I’ve been working on an idea set in a college that’s inspired by the tone of The OC and I’m nervous I have to explore the relationships of faculty. Greek settled differentiating the storylines with a bit of an upstairs-downstairs dynamic of upper and lower-classmen. I’ll need to find a creative approach to finding other points of view.
- Good Alternatives – Seth and Summer are destined to be together as much as Sandy and whoever that bushy-browed love machine wants are (which happens to be Kirsten), so finding a way to derail that realistically is hard without putting Seth through the pain of seeing her with another guy. That feeling is one that we don’t want to watch because Seth can’t really be active. So give him a really attractive alternative. Not attractive in terms of model looks (although Samaire Armstrong is really pretty), but in terms of compatible personality. It’s real conflict.
- Casting – I don’t watch the show if Mischa Barton and Rachel Bilson aren’t so attractive. Guy’s perspective. I don’t watch the show if Ben McKenzie and Adam Brody aren’t so dreamy. Girl’s perspective. I’d fuck the shit out of Peter Gallagher. Everyone’s perspective.
- Jews – Positive Jewish role models in media are not always present despite stereotypes that everyone in Hollywood is Jewish. Seth Cohen made me proud to be a Jew and Chrismukkah is one of the most fun instances of pop culture Judaism in my memory.
- Over the Topness – A show that plays around like this is allowed to have some crazy stories every once in a while. The cougar seducing her daughter’s ex is a bit played and spectacular, but it works in this show.
- Constant Flux – The arc theory of 6-8 episodes holds. There is never a calm because there is always a storm somewhere. It just may not be ready to hit. Imagine a car crash. One car was going to the zoo. Fun. The other car was driven by a drunk. Boom. That two emotional reactions and they escalate.
- Moving Out – I know you can’t just have the actors hanging around all the time because they are expensive, but how many people really move away? Maybe one, but it’s probably not coincidentally the person that needs to go. I’m looking at you, Anna.
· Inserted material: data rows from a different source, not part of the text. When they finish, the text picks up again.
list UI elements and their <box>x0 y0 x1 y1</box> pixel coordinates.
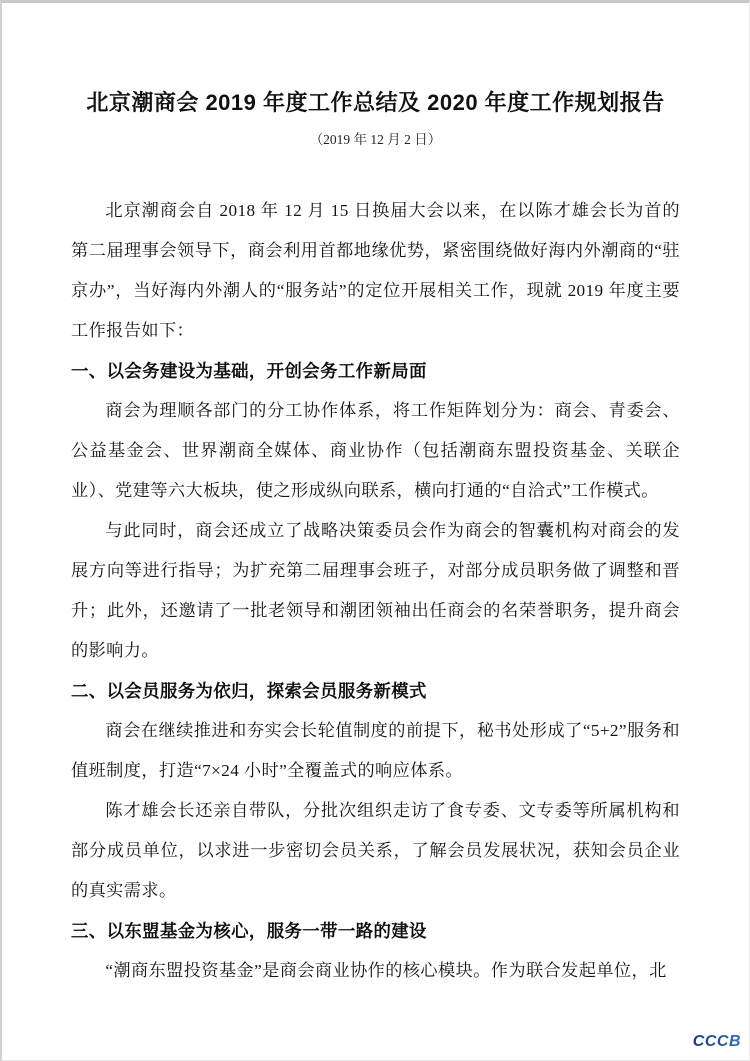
section-heading: 二、以会员服务为依归，探索会员服务新模式 <box>71 671 680 711</box>
section-heading: 一、以会务建设为基础，开创会务工作新局面 <box>71 351 680 391</box>
cccb-logo: CCCB <box>693 1033 741 1051</box>
document-page: 北京潮商会 2019 年度工作总结及 2020 年度工作规划报告 （2019 年… <box>0 0 750 1061</box>
document-body: 北京潮商会自 2018 年 12 月 15 日换届大会以来，在以陈才雄会长为首的… <box>71 191 680 991</box>
paragraph: 商会在继续推进和夯实会长轮值制度的前提下，秘书处形成了“5+2”服务和值班制度，… <box>71 711 680 791</box>
paragraph: “潮商东盟投资基金”是商会商业协作的核心模块。作为联合发起单位，北 <box>71 951 680 991</box>
section-heading: 三、以东盟基金为核心，服务一带一路的建设 <box>71 911 680 951</box>
paragraph: 陈才雄会长还亲自带队，分批次组织走访了食专委、文专委等所属机构和部分成员单位，以… <box>71 791 680 911</box>
document-date: （2019 年 12 月 2 日） <box>71 129 680 151</box>
paragraph: 与此同时，商会还成立了战略决策委员会作为商会的智囊机构对商会的发展方向等进行指导… <box>71 511 680 671</box>
document-content: 北京潮商会 2019 年度工作总结及 2020 年度工作规划报告 （2019 年… <box>2 3 749 991</box>
page-title: 北京潮商会 2019 年度工作总结及 2020 年度工作规划报告 <box>71 87 680 119</box>
paragraph: 北京潮商会自 2018 年 12 月 15 日换届大会以来，在以陈才雄会长为首的… <box>71 191 680 351</box>
paragraph: 商会为理顺各部门的分工协作体系，将工作矩阵划分为：商会、青委会、公益基金会、世界… <box>71 391 680 511</box>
- Jimmy – This guy gets away with too much sleeze.
- Trey – They recast you for a reason.
- The mom – She was just annoying. Ugh. I get it. You’re a drunk. Go away.
- Flux – Never stay stagnant. Always look to throw a wrench in as soon as people achieve equilibrium. But let them reach equilibrium. It’s nice to have good moments.
- Be Yourself – The show has a voice unlike any other. The universe is one that exists because of tone.
- Characters – More episodes means more characters. Maybe look to keep 13 in mind and the back 9-11 could have newer, more exploratory arcs. I don’t want to have to get broad if I don’t have to. But maybe that was the point.
- Legal bullshit – Don’t get bogged down with SEC shit. It’s a mess.
Conflict: A Three Ring Circus
The amazing Juggalo (no relation) comes out to entertain the kids. He shows them three tennis balls. He juggles them easily. He asks a girl in the front row to toss him two more balls. Now he’s juggling 5 balls. Wow. He throws one ball way in the air and throws the other 4 away. Now he has batons. He juggles the batons and then catches the ball in the air and keeps juggling them all. Wow. Now, he’s lit the batons on fire. Juggles again. Now he’s on a unicycle. This guy’s amazing. He goes up 50 ft in the air to unicycle on a tightrope while juggling over a tank of sharks. It’s an amazing feat. Until he falls. And a curtain drops. It seems we’ll have to come back in the fall to find out if he lived or died. Only on Fox.